The obsession with describing human personalities in the cold language of neuroscience has reached beyond the pages of the popular press and such influential books as Daniel Dennett’s Consciousness Explained (1991). It’s now the stuff of fiction, writes Marco Roth, a founding editor of n+1. Behold, the neuronovel.
This literary breed was memorably inaugurated by Ian McEwan’s 1997 novel Enduring Love, in which a science journalist is stalked by a man with de Clérambault’s syndrome, a condition in which the sufferer believes that another person is secretly in love with him. Other examples include Jonathan Lethem’s Motherless Brooklyn (1999), in which the protagonist has Tourette’s syndrome; Mark Haddon’s Curious Incident of the Dog in the Night-Time (2003), narrated by an autistic teenager; and Rivka Galchen’s Atmospheric Disturbances (2008), about a man who suffers from Capgras syndrome and stops recognizing his wife.
By the early 1990s, Roth writes, psychoanalysis was regarded as “bankrupt”—and Prozac was in.

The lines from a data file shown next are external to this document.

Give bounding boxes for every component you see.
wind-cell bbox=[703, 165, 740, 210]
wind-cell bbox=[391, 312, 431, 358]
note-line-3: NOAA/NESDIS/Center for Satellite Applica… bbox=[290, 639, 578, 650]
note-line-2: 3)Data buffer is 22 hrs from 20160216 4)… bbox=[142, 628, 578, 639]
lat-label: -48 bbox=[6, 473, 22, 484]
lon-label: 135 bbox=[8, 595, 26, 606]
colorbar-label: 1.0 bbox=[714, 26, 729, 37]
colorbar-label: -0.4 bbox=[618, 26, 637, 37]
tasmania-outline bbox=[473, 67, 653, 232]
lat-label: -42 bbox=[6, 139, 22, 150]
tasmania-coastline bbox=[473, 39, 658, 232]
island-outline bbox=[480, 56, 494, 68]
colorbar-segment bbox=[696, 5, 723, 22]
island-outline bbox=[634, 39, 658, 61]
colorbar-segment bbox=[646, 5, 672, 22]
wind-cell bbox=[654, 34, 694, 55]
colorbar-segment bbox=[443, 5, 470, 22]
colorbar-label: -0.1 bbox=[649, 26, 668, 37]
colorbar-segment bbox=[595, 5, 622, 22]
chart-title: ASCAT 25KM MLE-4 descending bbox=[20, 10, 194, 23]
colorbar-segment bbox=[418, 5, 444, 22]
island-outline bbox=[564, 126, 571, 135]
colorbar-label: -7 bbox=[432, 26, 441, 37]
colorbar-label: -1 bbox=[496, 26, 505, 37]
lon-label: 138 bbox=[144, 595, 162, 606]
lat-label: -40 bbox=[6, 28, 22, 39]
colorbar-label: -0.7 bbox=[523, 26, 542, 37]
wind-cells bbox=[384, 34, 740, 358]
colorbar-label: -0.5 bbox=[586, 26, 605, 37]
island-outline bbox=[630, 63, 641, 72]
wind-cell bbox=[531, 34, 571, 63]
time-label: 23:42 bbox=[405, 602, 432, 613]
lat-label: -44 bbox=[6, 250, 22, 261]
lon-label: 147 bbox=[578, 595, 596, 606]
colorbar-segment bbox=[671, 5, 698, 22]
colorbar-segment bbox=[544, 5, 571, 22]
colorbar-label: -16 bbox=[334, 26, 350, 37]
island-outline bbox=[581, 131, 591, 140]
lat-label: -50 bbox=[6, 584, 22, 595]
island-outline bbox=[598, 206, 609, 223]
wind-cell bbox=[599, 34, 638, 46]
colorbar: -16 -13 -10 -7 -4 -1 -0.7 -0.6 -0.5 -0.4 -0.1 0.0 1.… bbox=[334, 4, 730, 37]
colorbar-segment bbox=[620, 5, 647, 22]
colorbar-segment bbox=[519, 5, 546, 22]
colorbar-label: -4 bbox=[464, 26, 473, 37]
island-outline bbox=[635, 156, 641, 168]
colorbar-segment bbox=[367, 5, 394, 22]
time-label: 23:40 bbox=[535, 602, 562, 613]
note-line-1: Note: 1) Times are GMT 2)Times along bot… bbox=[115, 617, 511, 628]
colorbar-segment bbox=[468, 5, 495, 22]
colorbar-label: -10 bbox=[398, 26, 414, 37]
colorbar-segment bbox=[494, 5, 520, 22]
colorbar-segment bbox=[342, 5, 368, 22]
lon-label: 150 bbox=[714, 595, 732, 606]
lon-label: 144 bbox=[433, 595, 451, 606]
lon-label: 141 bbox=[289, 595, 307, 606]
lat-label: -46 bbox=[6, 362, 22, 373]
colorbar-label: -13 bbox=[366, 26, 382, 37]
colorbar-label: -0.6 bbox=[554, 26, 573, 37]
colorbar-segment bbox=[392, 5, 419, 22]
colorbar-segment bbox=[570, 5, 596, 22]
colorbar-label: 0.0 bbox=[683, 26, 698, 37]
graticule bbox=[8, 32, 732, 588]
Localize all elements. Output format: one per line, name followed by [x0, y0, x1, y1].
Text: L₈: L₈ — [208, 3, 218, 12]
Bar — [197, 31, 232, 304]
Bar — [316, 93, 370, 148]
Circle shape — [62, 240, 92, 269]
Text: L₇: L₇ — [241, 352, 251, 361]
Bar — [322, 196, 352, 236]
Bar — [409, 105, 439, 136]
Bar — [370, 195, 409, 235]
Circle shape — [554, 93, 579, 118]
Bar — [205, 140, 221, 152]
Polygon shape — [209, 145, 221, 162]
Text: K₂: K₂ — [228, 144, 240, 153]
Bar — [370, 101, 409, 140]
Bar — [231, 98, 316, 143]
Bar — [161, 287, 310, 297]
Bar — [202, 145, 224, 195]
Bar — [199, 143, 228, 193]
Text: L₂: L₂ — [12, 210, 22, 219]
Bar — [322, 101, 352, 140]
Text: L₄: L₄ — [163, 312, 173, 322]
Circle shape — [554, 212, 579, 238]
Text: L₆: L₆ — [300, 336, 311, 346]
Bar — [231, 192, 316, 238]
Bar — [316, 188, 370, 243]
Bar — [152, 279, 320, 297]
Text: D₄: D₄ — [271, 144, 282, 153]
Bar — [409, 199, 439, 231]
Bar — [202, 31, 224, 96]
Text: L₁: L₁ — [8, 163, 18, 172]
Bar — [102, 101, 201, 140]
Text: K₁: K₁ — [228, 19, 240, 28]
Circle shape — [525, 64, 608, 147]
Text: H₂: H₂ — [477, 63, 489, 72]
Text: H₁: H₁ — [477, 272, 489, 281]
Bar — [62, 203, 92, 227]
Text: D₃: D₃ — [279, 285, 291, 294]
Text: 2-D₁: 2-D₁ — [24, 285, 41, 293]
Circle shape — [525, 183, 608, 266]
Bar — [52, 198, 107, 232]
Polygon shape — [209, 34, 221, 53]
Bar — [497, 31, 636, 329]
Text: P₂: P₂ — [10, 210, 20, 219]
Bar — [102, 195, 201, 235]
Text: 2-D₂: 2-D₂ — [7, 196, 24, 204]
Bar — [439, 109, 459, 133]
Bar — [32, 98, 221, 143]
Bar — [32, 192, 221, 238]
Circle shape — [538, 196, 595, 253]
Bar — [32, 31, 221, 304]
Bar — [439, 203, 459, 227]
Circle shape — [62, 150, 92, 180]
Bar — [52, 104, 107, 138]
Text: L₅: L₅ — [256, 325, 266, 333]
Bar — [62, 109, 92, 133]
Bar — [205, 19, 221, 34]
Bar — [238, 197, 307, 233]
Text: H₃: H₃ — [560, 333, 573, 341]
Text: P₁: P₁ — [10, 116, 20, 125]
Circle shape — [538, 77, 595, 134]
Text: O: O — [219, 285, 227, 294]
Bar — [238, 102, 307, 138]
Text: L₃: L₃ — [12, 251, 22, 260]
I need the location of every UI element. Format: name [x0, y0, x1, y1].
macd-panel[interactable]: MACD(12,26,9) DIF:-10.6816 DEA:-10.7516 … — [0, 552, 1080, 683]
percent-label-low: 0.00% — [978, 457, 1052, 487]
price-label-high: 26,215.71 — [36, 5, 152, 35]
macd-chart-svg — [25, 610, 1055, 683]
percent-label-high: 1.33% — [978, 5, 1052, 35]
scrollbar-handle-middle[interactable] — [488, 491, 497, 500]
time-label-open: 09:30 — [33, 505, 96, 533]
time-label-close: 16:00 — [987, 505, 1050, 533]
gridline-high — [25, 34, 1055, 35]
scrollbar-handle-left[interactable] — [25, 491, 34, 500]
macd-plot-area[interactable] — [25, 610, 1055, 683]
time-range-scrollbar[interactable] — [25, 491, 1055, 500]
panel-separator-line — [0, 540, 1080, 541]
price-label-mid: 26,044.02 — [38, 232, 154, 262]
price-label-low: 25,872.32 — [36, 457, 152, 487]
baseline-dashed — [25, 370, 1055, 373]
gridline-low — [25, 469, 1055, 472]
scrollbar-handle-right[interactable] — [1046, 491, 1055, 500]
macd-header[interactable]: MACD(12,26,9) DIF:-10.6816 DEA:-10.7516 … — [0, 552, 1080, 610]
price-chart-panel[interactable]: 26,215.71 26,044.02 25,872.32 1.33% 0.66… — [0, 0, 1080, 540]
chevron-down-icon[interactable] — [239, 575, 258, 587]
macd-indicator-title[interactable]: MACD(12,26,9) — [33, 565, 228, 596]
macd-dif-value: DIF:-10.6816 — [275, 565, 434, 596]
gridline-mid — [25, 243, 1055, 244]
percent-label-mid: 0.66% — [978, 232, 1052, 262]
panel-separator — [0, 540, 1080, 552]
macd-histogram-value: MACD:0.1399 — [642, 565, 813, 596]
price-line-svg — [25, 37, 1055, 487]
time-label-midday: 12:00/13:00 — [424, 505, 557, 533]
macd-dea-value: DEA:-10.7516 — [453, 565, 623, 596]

A “new reductionism . . . explained proximate causes of mental function in terms of neurochemistry, and ultimate causes in terms of evolution and heredity.” A comprehensive explanation of consciousness has yet to emerge, but even so, novelists, whose stock in trade has been the same as Freud’s—“introspection of the self and observation of others”—are struggling for traction.
Neuronovelists are engaged in a perilous exercise, Roth suggests. In many neuronovels, the author indulges in “fancy language or rare perceptions, and then hastens to explain why, on medical grounds, this is allowed.” This, Roth observes, is the opposite of the modernist project, which proposed stylistic novelty and profound interiority as new ways of describing everyone. But if “modernism is just the language of the crazy, then real men must speak like [thriller writer] Lee Child.” Furthermore, the “pathological premise” of most neuronovels forecloses the necessary “interpretative leap” that fiction readers make as they discern metaphors for the universal human condition: “Mere biological contingency has a way of repelling meaning.”
Why have novelists taken this wrong turn? One reason, Roth speculates, is that in the neurological anomalies they describe, they see a reflection of their own circumstances. In this “new medical-materialist world,” novelists are special cases who suffer from an “inexplicable compulsion” to write, need their own special institutions (MFA programs), and require families that accommodate their strange habits.
Even when 20th-century writers could no longer take society or religion for granted as novelistic frameworks, Roth says, they could still fall back on the subject matter of the self. Now even the self is “an object whose intricacies can only be described by future science.” The rise of the neuronovel “appears as another sign of the novel’s diminishing purview.”